Nicolas David Guisan (1727–1781) was a Swiss plantation owner and administrator in the Dutch colony of Suriname. Born in Avenches, he emigrated to Suriname where he became a prominent planter and slave owner, controlling multiple sugar and coffee plantations with over 450 enslaved people.

== Early life and emigration ==
Nicolas David Guisan was born in 1727 in Avenches to Jean Jacques Guisan and Suzanne Catherine Marnet. He grew up in a family of six children and was the uncle of Jean Samuel Guisan. He remained unmarried throughout his life. Originally trained as a chamois leather maker (chamoiseur), Guisan made the decision to emigrate to the Dutch colony of Suriname in South America.

In 1759, Guisan arrived in Suriname from Rotterdam aboard the ship Elisabeth. He established himself in the colony as a planter and formed a business partnership with Amédée Sugnens, who was from Moudon and had served as a camp minister in the Jenner regiment in Dutch service before becoming a pastor of the French Church in Paramaribo.

== Plantation ownership ==
Together with Sugnens, Guisan became the owner of three major plantations.

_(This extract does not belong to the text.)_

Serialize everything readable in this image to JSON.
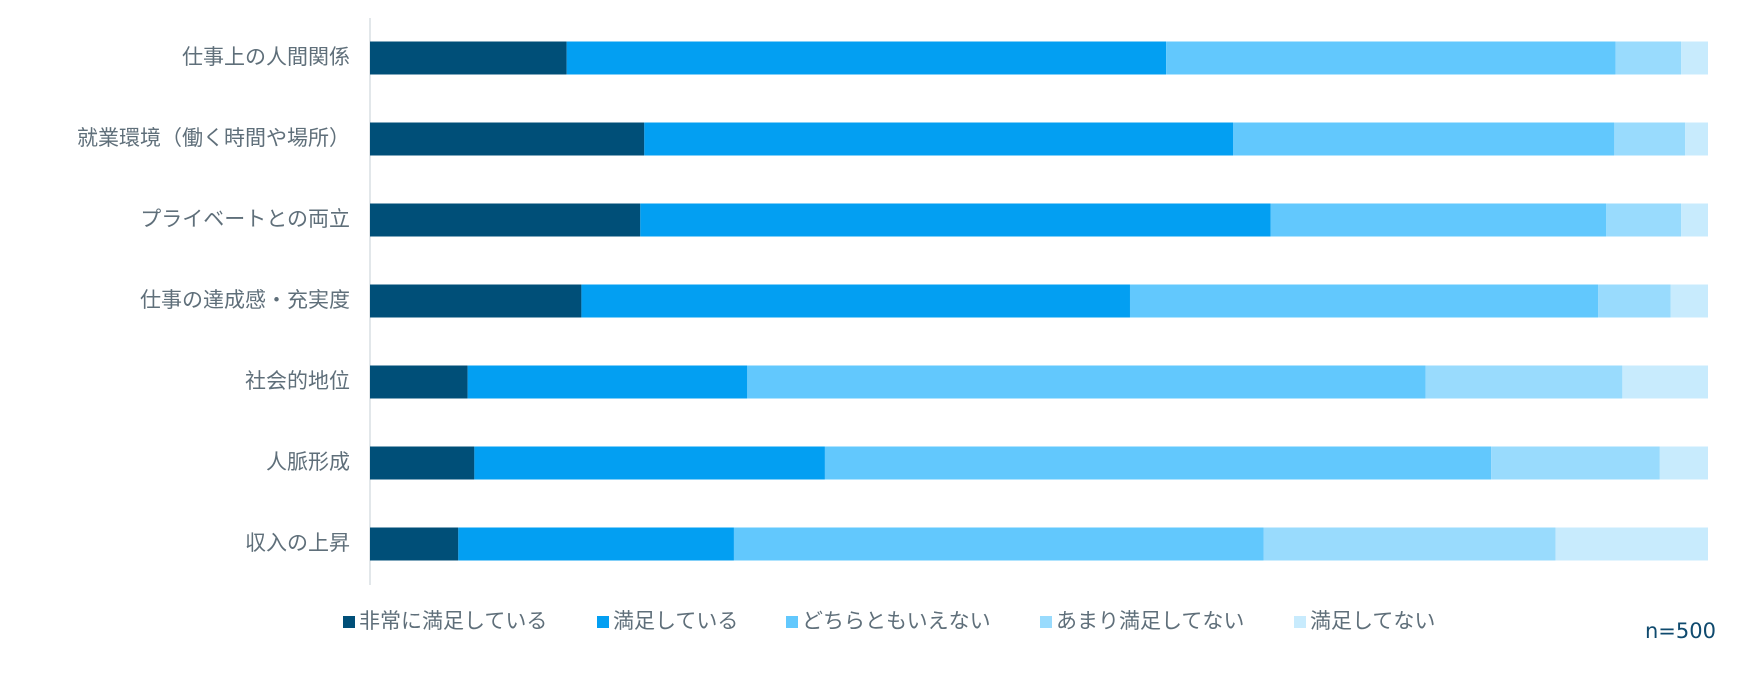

They acquired two sugar plantations, La Liberté and Accaribo, located near Paramaribo on the Suriname River. They also owned a coffee plantation called Lelijendaal on the Commewijne River. These three properties were cultivated by more than 450 enslaved people, making Guisan one of the significant slave owners in the colony.

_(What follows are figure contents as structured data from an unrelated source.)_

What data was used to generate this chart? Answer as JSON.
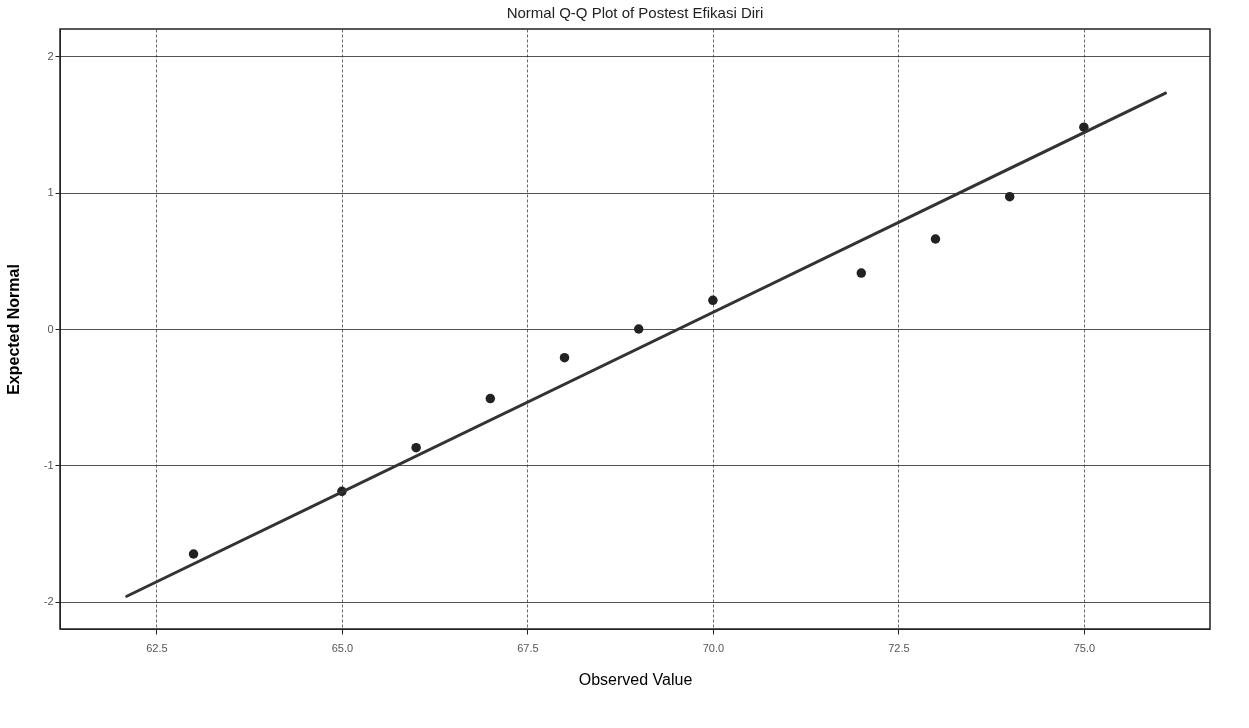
{
  "chart_data": {
    "type": "scatter",
    "title": "Normal Q-Q Plot of Postest Efikasi Diri",
    "xlabel": "Observed Value",
    "ylabel": "Expected Normal",
    "xlim": [
      61.2,
      76.7
    ],
    "ylim": [
      -2.2,
      2.2
    ],
    "xticks": [
      {
        "value": 62.5,
        "label": "62.5"
      },
      {
        "value": 65,
        "label": "65.0"
      },
      {
        "value": 67.5,
        "label": "67.5"
      },
      {
        "value": 70,
        "label": "70.0"
      },
      {
        "value": 72.5,
        "label": "72.5"
      },
      {
        "value": 75,
        "label": "75.0"
      }
    ],
    "yticks": [
      -2,
      -1,
      0,
      1,
      2
    ],
    "grid": true,
    "series": [
      {
        "marker": "circle",
        "color": "#222222",
        "x": [
          63,
          65,
          66,
          67,
          68,
          69,
          70,
          72,
          73,
          74,
          75
        ],
        "values": [
          -1.65,
          -1.19,
          -0.87,
          -0.51,
          -0.21,
          0.0,
          0.21,
          0.41,
          0.66,
          0.97,
          1.48
        ]
      },
      {
        "type": "line",
        "color": "#333333",
        "x": [
          62.1,
          76.1
        ],
        "values": [
          -1.96,
          1.73
        ]
      }
    ]
  }
}
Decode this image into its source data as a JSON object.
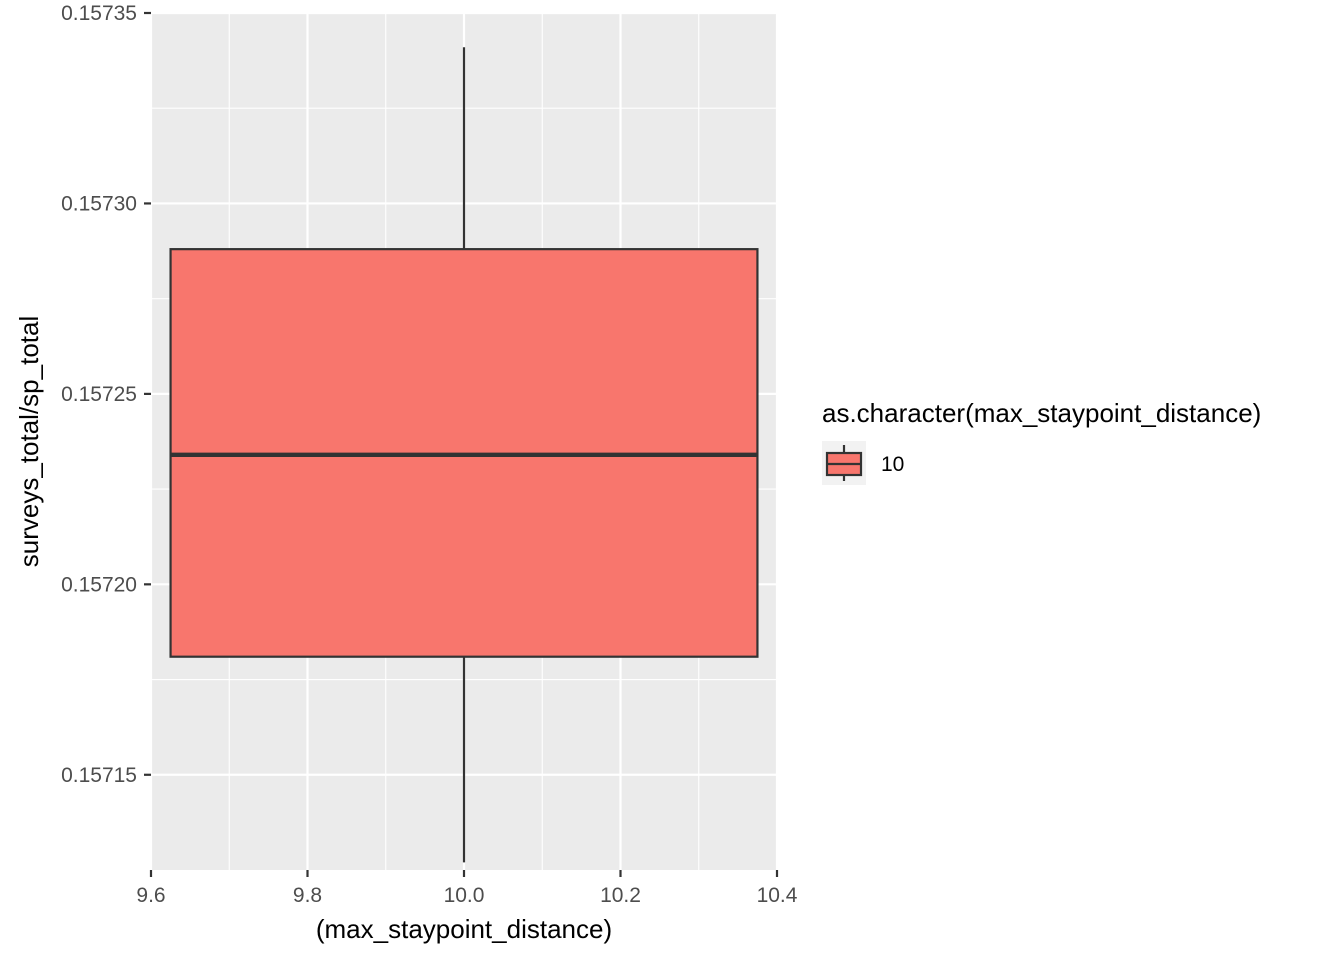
{
  "chart_data": {
    "type": "boxplot",
    "xlabel": "(max_staypoint_distance)",
    "ylabel": "surveys_total/sp_total",
    "xlim": [
      9.6,
      10.4
    ],
    "ylim": [
      0.157125,
      0.15735
    ],
    "x_ticks": [
      9.6,
      9.8,
      10.0,
      10.2,
      10.4
    ],
    "x_tick_labels": [
      "9.6",
      "9.8",
      "10.0",
      "10.2",
      "10.4"
    ],
    "y_ticks": [
      0.15715,
      0.1572,
      0.15725,
      0.1573,
      0.15735
    ],
    "y_tick_labels": [
      "0.15715",
      "0.15720",
      "0.15725",
      "0.15730",
      "0.15735"
    ],
    "grid": true,
    "legend": {
      "title": "as.character(max_staypoint_distance)",
      "position": "right",
      "entries": [
        {
          "label": "10",
          "color": "#f8766d"
        }
      ]
    },
    "boxes": [
      {
        "x": 10.0,
        "width": 0.75,
        "whisker_low": 0.157127,
        "q1": 0.157181,
        "median": 0.157234,
        "q3": 0.157288,
        "whisker_high": 0.157341,
        "fill": "#f8766d",
        "group": "10"
      }
    ]
  }
}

Following Sugnens' death at sea in 1773, his sister Rosa Dutoit took over the management of these estates in partnership with Guisan. This arrangement continued the operation of the plantations under their joint control.

== Plantation administration ==
Beyond his own properties, Guisan served as an administrator for several other plantations owned by absentee proprietors. He was responsible for overseeing the plantations and appointing directors whose work he supervised. Plantation administrators held high social positions in Surinamese colonial society.

Guisan administered approximately ten plantations, either alone or in partnership with others, particularly F.-L. Chaillet from Neuchâtel. Among the plantations under his administration were Mat Rouge, a sugar plantation with 110 enslaved people on the Perica waterway near the Cottica River; Mijn Geluk on the Orleane River east of Paramaribo; and Groot Chattillon on the Suriname River.

He also administered plantations belonging to Pierre-Alexandre DuPeyrou of Neuchâtel, including La Nouvelle Espérance, Perou (a coffee plantation with 113 enslaved people), and Libanon (a sugar plantation with 161 enslaved people), all located on the Cottica River.

== Economic decline and death ==
Around 1772–1773, the economic situation in Suriname deteriorated due to competition from sugar and coffee produced in Saint-Domingue (modern-day Haiti), which was protected by France's mercantilist policies. This economic downturn caused Guisan to suffer significant financial losses.

By the time of his death in 1781 in Paramaribo, Guisan's financial situation had become so dire that the liquidation of his estate proved to be deficit. In his will, Guisan granted freedom to Nanetta Gerarda Guisan, whom he recognized as his legitimate daughter. She was apparently born from his relationship with his enslaved woman Johanna La Liberté. Nanetta subsequently married the Dutchman Gerrit van der Kolk.

== Bibliography ==

- David, Thomas; Etemad, Bouda; Schaufelbuehl, Janick Marina: La Suisse et l'esclavage des Noirs, 2005.
- Fässler, Hans: Une Suisse esclavagiste. Voyage dans un pays au-dessus de tout soupçon, 2007 (German edition 2005).
- Guisan, Jean Samuel: Le Vaudois des terres noyées. Ingénieur à la Guiane française, 1777-1791, edited by Yannick Le Roux, Olivier Pavillon and Kristen Sarge, 2012.